Ask HN: Can Google aggregate everything you've ever posted anonymously online based on writing style?
I'm just asking about Google because they're in such a good position to do it.
Is any private company doing it? It'd be neat if there was a web site that you could submit some writing samples (emails or whatever) and then see everything else that person has posted online (regardless of whether it was anonymous or not).
I'm sure there's no way to do it with total accuracy, but with enough input shouldn't it be possible to be highly accurate?
Anyone know of any software that can take a large number of writing samples and determine who wrote which ones?

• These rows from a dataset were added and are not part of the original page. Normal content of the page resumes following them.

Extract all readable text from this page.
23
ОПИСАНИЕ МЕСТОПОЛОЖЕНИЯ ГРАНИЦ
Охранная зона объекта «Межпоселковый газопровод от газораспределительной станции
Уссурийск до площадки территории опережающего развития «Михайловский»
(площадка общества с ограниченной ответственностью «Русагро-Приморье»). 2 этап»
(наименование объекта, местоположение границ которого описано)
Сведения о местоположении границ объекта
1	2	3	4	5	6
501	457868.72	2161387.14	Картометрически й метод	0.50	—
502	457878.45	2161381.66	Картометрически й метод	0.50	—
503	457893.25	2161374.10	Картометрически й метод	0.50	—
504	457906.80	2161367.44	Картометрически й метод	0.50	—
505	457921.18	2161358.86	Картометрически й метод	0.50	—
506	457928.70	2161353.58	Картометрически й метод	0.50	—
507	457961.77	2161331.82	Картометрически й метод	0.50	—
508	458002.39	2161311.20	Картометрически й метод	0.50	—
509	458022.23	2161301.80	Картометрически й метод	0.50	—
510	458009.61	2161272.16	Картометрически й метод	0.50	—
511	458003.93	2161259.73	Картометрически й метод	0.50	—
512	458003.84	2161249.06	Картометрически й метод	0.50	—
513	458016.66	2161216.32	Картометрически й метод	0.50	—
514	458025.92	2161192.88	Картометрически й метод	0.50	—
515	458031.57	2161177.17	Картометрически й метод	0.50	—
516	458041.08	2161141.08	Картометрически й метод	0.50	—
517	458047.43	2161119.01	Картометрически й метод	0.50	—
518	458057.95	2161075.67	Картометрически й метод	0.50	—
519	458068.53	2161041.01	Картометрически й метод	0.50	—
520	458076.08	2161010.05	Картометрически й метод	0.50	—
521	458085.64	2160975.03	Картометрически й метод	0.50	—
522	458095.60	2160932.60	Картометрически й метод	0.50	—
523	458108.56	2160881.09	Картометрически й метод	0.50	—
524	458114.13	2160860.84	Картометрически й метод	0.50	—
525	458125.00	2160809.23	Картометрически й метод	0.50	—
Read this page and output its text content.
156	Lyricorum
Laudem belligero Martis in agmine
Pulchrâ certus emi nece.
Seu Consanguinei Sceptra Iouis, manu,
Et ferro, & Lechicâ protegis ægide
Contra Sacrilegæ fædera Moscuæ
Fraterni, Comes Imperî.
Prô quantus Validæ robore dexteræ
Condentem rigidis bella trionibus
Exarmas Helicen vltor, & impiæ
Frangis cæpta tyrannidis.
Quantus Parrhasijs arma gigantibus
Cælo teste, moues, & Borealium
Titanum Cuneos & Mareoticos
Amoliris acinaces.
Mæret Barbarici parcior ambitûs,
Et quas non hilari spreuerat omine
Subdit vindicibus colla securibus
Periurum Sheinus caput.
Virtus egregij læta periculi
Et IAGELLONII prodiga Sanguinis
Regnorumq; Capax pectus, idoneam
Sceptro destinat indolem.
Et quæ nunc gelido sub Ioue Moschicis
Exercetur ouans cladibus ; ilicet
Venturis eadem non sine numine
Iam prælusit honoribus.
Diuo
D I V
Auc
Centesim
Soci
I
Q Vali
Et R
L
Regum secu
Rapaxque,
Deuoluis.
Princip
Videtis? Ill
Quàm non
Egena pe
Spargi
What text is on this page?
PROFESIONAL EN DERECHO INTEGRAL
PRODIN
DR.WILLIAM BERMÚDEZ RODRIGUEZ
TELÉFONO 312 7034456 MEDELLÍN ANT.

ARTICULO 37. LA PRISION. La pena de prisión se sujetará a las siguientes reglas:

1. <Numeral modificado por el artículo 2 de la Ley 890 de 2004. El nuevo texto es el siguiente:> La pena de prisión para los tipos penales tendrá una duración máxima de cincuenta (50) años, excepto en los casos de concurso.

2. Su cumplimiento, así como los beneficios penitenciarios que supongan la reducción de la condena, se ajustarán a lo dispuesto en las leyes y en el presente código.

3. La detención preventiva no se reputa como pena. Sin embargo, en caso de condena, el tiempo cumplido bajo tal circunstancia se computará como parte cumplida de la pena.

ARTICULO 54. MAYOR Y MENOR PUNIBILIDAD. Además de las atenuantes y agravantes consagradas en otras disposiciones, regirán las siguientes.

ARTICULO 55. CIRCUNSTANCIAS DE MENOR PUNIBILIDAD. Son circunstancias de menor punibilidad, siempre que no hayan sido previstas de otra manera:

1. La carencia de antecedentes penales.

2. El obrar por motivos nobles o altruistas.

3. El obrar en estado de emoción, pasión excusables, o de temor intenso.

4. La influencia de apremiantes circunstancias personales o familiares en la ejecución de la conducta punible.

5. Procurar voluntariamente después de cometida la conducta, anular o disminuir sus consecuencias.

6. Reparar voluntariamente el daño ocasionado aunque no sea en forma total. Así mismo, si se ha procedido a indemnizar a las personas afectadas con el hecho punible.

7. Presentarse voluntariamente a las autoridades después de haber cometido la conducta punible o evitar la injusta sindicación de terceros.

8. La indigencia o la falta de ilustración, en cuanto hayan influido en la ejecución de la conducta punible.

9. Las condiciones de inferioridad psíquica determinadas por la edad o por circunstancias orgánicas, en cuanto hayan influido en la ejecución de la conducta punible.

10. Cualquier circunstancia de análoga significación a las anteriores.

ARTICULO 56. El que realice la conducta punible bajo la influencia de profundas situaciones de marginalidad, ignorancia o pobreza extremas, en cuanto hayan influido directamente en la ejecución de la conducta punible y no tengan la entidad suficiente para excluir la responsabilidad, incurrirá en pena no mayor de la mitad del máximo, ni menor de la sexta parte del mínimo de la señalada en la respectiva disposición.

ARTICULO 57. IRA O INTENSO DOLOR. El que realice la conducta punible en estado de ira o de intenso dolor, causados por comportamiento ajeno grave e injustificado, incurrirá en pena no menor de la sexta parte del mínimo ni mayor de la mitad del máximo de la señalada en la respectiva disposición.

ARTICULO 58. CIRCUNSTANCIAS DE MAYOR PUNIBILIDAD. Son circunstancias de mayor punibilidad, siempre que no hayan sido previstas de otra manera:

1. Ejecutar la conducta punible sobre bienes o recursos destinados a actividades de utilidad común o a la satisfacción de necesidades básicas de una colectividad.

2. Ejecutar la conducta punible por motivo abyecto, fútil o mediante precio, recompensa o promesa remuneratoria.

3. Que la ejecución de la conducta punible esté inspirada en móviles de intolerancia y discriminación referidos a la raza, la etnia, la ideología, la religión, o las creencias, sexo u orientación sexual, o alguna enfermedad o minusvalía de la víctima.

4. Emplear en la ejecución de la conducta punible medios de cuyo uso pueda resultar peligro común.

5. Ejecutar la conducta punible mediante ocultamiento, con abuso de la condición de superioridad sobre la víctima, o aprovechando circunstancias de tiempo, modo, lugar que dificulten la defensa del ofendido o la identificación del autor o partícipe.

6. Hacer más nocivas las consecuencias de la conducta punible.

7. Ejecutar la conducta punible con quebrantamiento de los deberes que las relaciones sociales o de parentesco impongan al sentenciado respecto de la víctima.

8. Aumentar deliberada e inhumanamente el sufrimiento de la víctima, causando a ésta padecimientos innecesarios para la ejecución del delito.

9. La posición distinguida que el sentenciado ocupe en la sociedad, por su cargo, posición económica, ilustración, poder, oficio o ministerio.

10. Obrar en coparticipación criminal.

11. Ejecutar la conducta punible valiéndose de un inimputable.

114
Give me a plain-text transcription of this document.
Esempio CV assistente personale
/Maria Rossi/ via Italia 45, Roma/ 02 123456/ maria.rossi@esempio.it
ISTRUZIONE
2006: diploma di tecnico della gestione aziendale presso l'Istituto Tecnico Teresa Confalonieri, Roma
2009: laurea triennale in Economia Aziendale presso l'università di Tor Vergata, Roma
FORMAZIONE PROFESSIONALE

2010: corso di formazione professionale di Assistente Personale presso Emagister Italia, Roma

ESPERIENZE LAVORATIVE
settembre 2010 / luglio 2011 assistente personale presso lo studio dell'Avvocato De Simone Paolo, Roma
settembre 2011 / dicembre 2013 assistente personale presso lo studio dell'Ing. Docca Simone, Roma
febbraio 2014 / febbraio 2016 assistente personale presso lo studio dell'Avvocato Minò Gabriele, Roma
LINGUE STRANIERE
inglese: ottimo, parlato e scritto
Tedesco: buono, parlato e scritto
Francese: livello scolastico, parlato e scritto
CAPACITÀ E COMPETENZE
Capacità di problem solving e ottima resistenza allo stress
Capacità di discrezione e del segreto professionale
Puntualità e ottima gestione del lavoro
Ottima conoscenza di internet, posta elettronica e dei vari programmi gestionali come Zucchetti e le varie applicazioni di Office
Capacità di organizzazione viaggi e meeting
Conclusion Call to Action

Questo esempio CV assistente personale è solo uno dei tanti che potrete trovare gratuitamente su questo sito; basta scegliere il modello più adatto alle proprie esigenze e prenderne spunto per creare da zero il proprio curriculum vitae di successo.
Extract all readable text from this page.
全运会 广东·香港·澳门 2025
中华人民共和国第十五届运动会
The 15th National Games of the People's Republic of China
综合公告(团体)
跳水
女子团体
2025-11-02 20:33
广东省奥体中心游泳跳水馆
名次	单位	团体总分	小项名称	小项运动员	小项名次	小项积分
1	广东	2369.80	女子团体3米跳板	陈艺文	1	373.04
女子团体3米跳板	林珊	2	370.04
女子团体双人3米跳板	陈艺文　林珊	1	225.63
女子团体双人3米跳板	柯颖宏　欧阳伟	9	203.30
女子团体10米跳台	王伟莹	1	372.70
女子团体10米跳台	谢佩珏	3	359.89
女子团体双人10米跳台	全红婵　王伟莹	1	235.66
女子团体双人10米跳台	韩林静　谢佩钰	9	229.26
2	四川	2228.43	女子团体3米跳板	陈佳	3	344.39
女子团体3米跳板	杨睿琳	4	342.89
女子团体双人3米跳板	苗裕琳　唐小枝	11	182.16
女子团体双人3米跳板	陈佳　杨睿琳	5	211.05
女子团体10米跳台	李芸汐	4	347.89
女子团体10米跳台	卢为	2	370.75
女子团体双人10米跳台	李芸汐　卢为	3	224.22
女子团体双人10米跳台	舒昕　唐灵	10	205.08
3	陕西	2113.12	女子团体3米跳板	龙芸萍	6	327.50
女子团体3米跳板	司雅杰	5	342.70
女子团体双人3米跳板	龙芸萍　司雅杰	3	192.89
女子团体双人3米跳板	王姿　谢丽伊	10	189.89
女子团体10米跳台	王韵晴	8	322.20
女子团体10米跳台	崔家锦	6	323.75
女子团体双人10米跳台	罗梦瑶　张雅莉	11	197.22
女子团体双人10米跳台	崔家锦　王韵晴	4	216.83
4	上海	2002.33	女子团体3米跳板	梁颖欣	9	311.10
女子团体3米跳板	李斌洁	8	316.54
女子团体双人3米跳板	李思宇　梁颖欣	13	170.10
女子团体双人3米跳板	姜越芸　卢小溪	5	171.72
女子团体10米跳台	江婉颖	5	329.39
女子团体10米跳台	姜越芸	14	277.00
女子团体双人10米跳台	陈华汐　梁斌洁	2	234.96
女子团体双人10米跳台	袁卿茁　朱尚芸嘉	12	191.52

If not, how would you go about creating it?
33 comments
[ 3.0 ms ] story [ 76.3 ms ] threadI have a few writing ticks (parens, the '--', certain words like 'certain') but it's much easier to just search on "aristus" to start exposing my shame.
I played with this a few years ago with a project called unmaskr. Heuristics can help precision a lot but does not help with recall. People generally:
However, if the data is sufficiently large - in number and length (say, lots of essay-type blog posts) I'd expect some classifier-based machine learning techniques could match authors. That is, take a sample of 100 bloggers, split their data in half, train the classifiers on one half then test to match up the other half of the data. Under those conditions you could probably get 90-95% accuracy.
The question, I think, is how small you could push the training set in terms of the fewest words and the fewest posts.
Basically, I scraped the site, removed formatting/spacing/dead-words, stemmed (using a modified porter), constructed a matrix of word-frequencies per post. After which I did several various analytical techniques (statical, geometric, etc). The net result from using a blended method was able to identify several most aliases of board posters However, the issue google would no doubt have is sampling size. In a small enough sampling size quirks work as identifying characteristics, in a larger dataset you would no doubt see clusters of people who have similar backgrounds (e.g. education).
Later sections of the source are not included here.